Several physicians have told me that, if all their patients were covered by Medicare, they could not stay in business.
I also inspected a recent tax return filing by Henry Mayo Newhall Hospital. That filing showed that the hospital collected approximately $96.7 million from Medicare, but incurred costs of $123.4 million providing services to Medicare patients.
In other words $26.7 million of the hospital’s costs of serving Medicare patients was subsidized by other sources—principally patients with private insurance.
It’s no wonder that Medicare is an apparent bargain for participants; a substantial portion of the costs are funded by others. If we adopt a Medicare for all approach and eliminate private insurance, we will kill the goose that laid the golden egg.
The Republicans, on the other hand, seek to create marketplace reforms, but their proposals fail to consider a number of important factors.
Our current health-care system is controlled by dueling oligopolies of providers, pharmaceuticals and insurers. A marketplace system simply cannot work for either the consumer or health-care workers in a system that is stacked in favor of these other stakeholders. The health care distribution channels are convoluted in a manner that obfuscates pricing. In other words, there is no transparency for the consumer.
Furthermore, the Republican plan favors the use of health savings accounts, which are a big boost for upper-middle class people who are in good health, but they do little for the chronically ill or low-income folks.
I suspect that most Americans do not want cheap low-quality health care — but quality health care costs more. Solving our health care problems is challenging and will require painful decisions that adversely affect the special interests who support both political parties.
The Affordable Care Act was a decent first attempt at solving our health care dilemma. Its origins can be traced to a Heritage Foundation study in the 1990s. Unfortunately, it was loaded with pork for special interests and there are some structural flaws that need to be addressed before we can see meaningful health care reform.
Here are some ideas worth considering:
Perhaps the biggest change we can make is to include everyone in a unified risk pool and base insurance costs on that pool, so insurance pricing is not discriminatory against the sick.
You cannot ask the insurance companies to do this without mandating participation by all. It is actuarially impossible to cover the sick without including the healthy in the same risk pool. Numerous studies have shown that most people are incapable of properly assessing their health care needs and risks. Consequently, they will either underinsure or will avoid purchasing insurance altogether.
This increases everyone’s costs because the uninsured and underinsured frequently are unable to pay their medical bills. An insurance mandate is needed.

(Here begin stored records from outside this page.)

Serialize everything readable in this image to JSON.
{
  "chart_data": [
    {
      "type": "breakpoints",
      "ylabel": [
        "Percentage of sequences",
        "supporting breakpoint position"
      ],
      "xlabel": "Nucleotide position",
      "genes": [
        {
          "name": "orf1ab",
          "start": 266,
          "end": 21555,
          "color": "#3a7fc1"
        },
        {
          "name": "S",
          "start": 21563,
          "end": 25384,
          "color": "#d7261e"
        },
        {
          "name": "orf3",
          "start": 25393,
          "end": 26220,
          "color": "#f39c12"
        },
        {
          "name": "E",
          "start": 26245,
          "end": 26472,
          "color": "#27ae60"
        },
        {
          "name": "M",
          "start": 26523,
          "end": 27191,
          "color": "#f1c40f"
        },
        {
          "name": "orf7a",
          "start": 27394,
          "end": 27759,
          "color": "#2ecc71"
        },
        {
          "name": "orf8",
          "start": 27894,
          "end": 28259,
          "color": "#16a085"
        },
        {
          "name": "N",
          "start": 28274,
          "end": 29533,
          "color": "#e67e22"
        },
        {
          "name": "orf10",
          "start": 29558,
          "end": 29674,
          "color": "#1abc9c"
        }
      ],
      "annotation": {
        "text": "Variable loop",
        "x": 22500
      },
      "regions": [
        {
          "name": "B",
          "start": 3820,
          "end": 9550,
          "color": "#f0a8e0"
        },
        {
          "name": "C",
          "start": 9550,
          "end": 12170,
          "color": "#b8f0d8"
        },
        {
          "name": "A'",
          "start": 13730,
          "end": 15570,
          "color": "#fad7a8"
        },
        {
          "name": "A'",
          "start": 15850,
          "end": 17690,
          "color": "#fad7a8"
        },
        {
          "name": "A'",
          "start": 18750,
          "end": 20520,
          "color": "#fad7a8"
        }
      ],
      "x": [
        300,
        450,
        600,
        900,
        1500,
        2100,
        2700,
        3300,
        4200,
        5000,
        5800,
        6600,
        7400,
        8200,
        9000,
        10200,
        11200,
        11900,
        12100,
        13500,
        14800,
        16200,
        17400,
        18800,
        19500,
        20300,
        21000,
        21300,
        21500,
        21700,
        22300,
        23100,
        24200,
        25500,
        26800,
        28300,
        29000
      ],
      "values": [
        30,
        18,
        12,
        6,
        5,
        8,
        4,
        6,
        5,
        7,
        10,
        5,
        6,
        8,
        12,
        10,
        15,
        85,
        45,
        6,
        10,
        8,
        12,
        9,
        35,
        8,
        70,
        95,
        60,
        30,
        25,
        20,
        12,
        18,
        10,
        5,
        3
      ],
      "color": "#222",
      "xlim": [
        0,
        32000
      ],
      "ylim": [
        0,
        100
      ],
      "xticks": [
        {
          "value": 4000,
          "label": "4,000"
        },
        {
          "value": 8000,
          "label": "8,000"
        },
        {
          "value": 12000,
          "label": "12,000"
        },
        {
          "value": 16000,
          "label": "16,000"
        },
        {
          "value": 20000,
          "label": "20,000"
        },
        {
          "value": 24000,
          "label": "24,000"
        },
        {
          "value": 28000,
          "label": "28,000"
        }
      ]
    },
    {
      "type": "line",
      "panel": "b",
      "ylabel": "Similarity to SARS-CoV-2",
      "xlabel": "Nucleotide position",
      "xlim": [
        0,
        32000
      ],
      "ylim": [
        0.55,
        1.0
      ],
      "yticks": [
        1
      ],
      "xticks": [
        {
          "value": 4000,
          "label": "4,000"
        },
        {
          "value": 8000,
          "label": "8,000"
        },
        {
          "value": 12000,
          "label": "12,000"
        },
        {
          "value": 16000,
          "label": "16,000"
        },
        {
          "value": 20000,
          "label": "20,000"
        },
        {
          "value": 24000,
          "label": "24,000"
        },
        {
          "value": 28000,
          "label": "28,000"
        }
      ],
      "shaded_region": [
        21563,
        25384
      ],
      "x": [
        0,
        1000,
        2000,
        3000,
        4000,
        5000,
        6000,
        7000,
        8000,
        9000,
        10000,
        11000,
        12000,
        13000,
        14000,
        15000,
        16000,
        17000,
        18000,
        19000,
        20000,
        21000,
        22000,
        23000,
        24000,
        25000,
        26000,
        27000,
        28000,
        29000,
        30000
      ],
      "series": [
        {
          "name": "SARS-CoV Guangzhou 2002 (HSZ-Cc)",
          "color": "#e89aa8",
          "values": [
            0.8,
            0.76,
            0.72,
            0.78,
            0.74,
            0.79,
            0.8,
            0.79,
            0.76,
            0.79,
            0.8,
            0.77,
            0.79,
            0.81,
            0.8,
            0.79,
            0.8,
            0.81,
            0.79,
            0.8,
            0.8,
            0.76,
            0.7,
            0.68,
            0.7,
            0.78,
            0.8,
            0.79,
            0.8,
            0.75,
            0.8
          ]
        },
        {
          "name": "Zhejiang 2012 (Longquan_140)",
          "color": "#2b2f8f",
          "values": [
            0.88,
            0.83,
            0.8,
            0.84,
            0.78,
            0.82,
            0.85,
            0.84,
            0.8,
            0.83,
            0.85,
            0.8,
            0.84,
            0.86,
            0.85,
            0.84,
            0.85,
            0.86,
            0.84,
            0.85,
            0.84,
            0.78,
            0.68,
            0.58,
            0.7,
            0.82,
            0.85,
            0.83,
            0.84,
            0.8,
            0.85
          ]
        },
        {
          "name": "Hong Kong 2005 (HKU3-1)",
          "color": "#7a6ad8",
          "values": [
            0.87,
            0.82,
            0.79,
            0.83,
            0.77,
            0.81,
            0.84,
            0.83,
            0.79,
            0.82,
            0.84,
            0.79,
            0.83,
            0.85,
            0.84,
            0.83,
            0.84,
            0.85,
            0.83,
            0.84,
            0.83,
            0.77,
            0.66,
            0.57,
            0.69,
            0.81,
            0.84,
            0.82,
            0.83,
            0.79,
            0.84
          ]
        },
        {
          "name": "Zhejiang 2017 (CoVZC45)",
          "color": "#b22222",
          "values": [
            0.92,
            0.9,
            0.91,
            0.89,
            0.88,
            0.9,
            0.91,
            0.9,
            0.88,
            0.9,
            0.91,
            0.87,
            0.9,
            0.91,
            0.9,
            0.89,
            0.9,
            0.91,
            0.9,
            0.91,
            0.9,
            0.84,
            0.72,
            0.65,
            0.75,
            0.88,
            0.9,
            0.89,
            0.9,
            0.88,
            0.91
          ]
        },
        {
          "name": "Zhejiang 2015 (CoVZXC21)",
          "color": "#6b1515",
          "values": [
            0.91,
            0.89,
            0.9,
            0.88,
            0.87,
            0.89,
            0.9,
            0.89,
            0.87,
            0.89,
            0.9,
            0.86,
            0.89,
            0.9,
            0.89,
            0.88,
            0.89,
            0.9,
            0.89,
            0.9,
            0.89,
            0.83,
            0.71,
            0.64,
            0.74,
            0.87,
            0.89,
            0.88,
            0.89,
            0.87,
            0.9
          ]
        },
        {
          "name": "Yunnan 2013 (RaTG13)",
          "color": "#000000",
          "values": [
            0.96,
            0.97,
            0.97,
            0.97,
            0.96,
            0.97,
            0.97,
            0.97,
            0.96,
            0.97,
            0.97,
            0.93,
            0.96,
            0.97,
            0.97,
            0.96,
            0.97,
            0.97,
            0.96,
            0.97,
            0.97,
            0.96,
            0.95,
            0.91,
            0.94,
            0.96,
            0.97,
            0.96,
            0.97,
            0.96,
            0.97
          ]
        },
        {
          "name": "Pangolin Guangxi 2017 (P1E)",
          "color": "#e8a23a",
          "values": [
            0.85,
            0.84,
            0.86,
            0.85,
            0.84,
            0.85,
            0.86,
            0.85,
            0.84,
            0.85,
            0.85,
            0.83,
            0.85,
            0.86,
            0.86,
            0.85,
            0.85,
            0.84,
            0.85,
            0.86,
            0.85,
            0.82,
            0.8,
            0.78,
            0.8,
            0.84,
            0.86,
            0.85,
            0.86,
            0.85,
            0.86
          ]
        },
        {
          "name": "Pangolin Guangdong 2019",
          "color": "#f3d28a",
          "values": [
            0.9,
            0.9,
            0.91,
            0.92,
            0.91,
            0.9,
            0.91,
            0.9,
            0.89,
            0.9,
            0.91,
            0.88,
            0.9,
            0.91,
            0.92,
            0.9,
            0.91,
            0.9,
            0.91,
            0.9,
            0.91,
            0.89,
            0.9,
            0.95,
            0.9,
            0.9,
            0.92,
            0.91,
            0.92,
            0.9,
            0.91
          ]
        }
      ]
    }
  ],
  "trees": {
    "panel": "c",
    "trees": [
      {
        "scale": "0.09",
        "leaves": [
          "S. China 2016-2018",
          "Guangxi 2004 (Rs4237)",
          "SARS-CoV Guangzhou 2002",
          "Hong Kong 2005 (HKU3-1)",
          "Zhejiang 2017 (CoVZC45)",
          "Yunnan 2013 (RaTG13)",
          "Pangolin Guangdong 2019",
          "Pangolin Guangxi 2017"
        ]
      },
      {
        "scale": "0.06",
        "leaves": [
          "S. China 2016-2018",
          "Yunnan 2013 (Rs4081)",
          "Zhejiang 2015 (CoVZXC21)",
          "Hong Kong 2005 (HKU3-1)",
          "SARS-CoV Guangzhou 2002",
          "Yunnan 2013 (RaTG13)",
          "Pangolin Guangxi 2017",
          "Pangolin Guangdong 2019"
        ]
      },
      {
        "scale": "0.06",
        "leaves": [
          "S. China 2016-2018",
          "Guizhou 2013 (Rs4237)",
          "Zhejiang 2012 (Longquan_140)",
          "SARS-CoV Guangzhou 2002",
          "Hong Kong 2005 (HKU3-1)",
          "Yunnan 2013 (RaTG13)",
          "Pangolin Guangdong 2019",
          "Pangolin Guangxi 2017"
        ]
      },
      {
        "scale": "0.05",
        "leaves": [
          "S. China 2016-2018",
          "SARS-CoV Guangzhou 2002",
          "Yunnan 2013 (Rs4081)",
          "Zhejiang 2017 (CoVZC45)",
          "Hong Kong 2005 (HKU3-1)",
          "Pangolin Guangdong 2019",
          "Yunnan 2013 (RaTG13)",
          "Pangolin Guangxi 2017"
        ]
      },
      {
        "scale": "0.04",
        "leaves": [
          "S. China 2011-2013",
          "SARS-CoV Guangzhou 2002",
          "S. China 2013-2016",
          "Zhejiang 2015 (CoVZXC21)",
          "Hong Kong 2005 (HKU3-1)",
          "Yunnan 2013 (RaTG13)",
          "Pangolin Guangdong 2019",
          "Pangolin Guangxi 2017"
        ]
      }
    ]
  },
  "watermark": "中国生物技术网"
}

Along with implementing a single risk pool, implementing volume pricing for medical services and prescription drugs for everyone in the single pool is essential for cost containment. Other counties obtain quantity discounts by employing volume pricing strategies. Conversely, ours is a fragmented system where smaller segments of the market negotiate prices separately.
Insurance companies need to pay a higher percentage of their premiums on claims and the insurance risk collar needs to be reformed.
The FDA is the world’s de facto consumer protection mechanism that is funded by U.S. consumers. We need to spread the approval costs globally.
Generic drugs are supposed to reduce prices by offering lower-cost alternatives, but byzantine distribution channels prevent this. There is a lack of transparency with respect to hospital costs. We must adopt regulatory pricing oversight similar to that of utilities.
Pharmaceutical benefit managers do not deliver their purported benefits to drug pricing. Instead, they supply substantial profits to their owners. They should be outlawed.
We spend billions annually subsidizing the production of corn and soybeans, which are used in foods that promote diabetes and heart disease — two of the largest drivers of health care costs. Reforms are needed.
Until you hear the politicians address these types of issues, we will not overcome the prevailing political health-care mythology, which impedes implementing viable solutions.
Jim de Bree is a semi-retired CPA who resides in Valencia.